The reason for this bubble-looking graph is that all of the capitalization of low-hanging fruit gets completed and then the company has to start operating with slimmer margins. Cisco has almost a hundred thousand employees and 57 billion dollars of revenue, they just aren't growing quite as fast any more.
no double x-axis is just stupid
what the fuck is this graph
So short Nvidia?
What did Cisco do back then? Aren't they still one of the biggest network equipment manufacturers?
Stock value has no relationship with the actual value of a company.
If you have like 3 hours, Bobby Broccoli's 2 part documentary on Nortel does kinda go into the absolute madness that telecoms were back then. It was a race to buy up every last little startup with the biggest amounts of money. Dude claims that his new startup does some miraculous thing that it doesn't really do, doesn't matter, here's a bunch of money. Once they kinda faltered and didn't meet dividend projections by like a cent or two the bubble burst for them.
ft.com link
Fess up, who's the liberal here paying $75/month for this?

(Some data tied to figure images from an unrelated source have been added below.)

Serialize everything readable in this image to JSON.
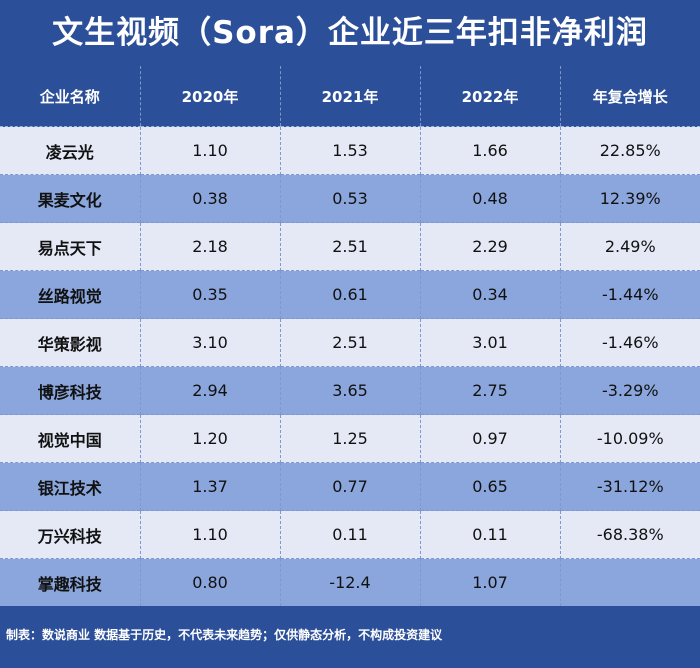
{
  "title": "文生视频（Sora）企业近三年扣非净利润",
  "footer": "制表：数说商业 数据基于历史，不代表未来趋势；仅供静态分析，不构成投资建议",
  "colors": {
    "background": "#2c4f99",
    "row_light": "#e4e9f5",
    "row_dark": "#8aa6dc"
  },
  "chart_data": {
    "type": "table",
    "title": "文生视频（Sora）企业近三年扣非净利润",
    "columns": [
      "企业名称",
      "2020年",
      "2021年",
      "2022年",
      "年复合增长"
    ],
    "rows": [
      [
        "凌云光",
        "1.10",
        "1.53",
        "1.66",
        "22.85%"
      ],
      [
        "果麦文化",
        "0.38",
        "0.53",
        "0.48",
        "12.39%"
      ],
      [
        "易点天下",
        "2.18",
        "2.51",
        "2.29",
        "2.49%"
      ],
      [
        "丝路视觉",
        "0.35",
        "0.61",
        "0.34",
        "-1.44%"
      ],
      [
        "华策影视",
        "3.10",
        "2.51",
        "3.01",
        "-1.46%"
      ],
      [
        "博彦科技",
        "2.94",
        "3.65",
        "2.75",
        "-3.29%"
      ],
      [
        "视觉中国",
        "1.20",
        "1.25",
        "0.97",
        "-10.09%"
      ],
      [
        "银江技术",
        "1.37",
        "0.77",
        "0.65",
        "-31.12%"
      ],
      [
        "万兴科技",
        "1.10",
        "0.11",
        "0.11",
        "-68.38%"
      ],
      [
        "掌趣科技",
        "0.80",
        "-12.4",
        "1.07",
        ""
      ]
    ]
  }
}
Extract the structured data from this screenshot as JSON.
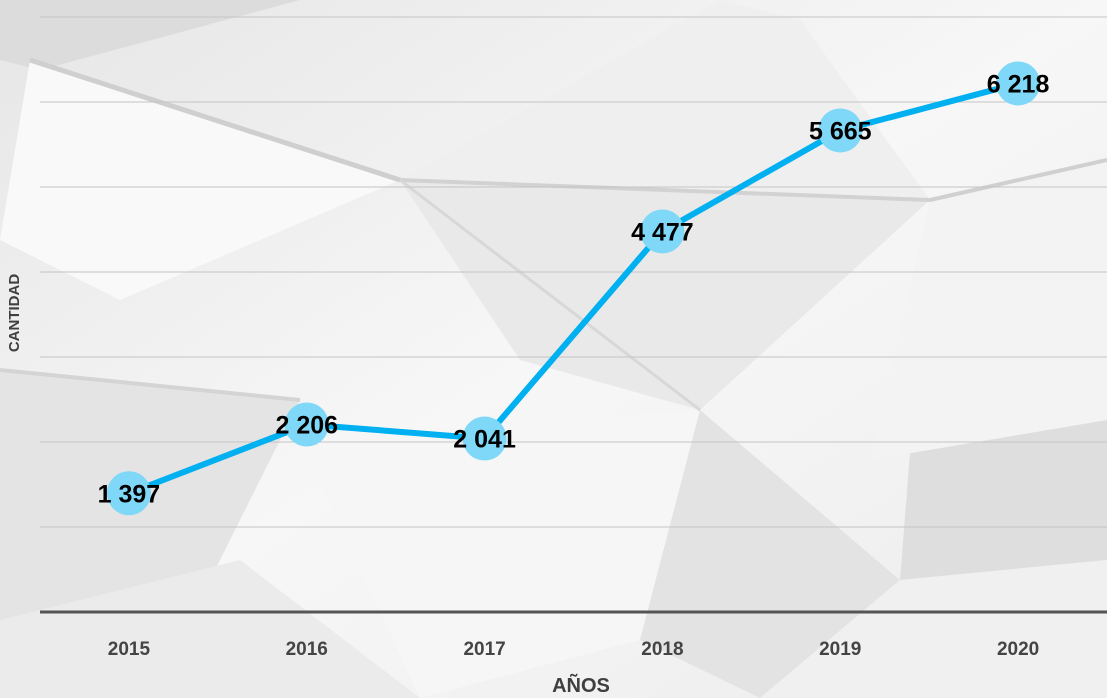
{
  "chart_data": {
    "type": "line",
    "categories": [
      "2015",
      "2016",
      "2017",
      "2018",
      "2019",
      "2020"
    ],
    "series": [
      {
        "values": [
          1397,
          2206,
          2041,
          4477,
          5665,
          6218
        ]
      }
    ],
    "value_labels": [
      "1 397",
      "2 206",
      "2 041",
      "4 477",
      "5 665",
      "6 218"
    ],
    "title": "",
    "xlabel": "AÑOS",
    "ylabel": "CANTIDAD",
    "ylim": [
      0,
      7000
    ],
    "grid": true,
    "legend": "none",
    "colors": {
      "line": "#00b0f0",
      "marker": "#7fd8f7",
      "grid": "#c4c4c4",
      "axis": "#555555",
      "tick_text": "#444444",
      "label_text": "#000000",
      "background": "#f2f2f2"
    }
  }
}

that's why I linked the archive too :)
Nvidia's hardware is so important for scientific computing that them getting diverted by the jingling keys of AI is kind of wild. They could make billions encouraging research into climate mitigation as well!
I think I know of get it. For tech billionaires, AI is the perfect product because it's such a floating signifier. It means nothing and so it can be anything. And the only main thing attaching all AI products is running obscene amounts of calculations on mostly Nvidia GPUs.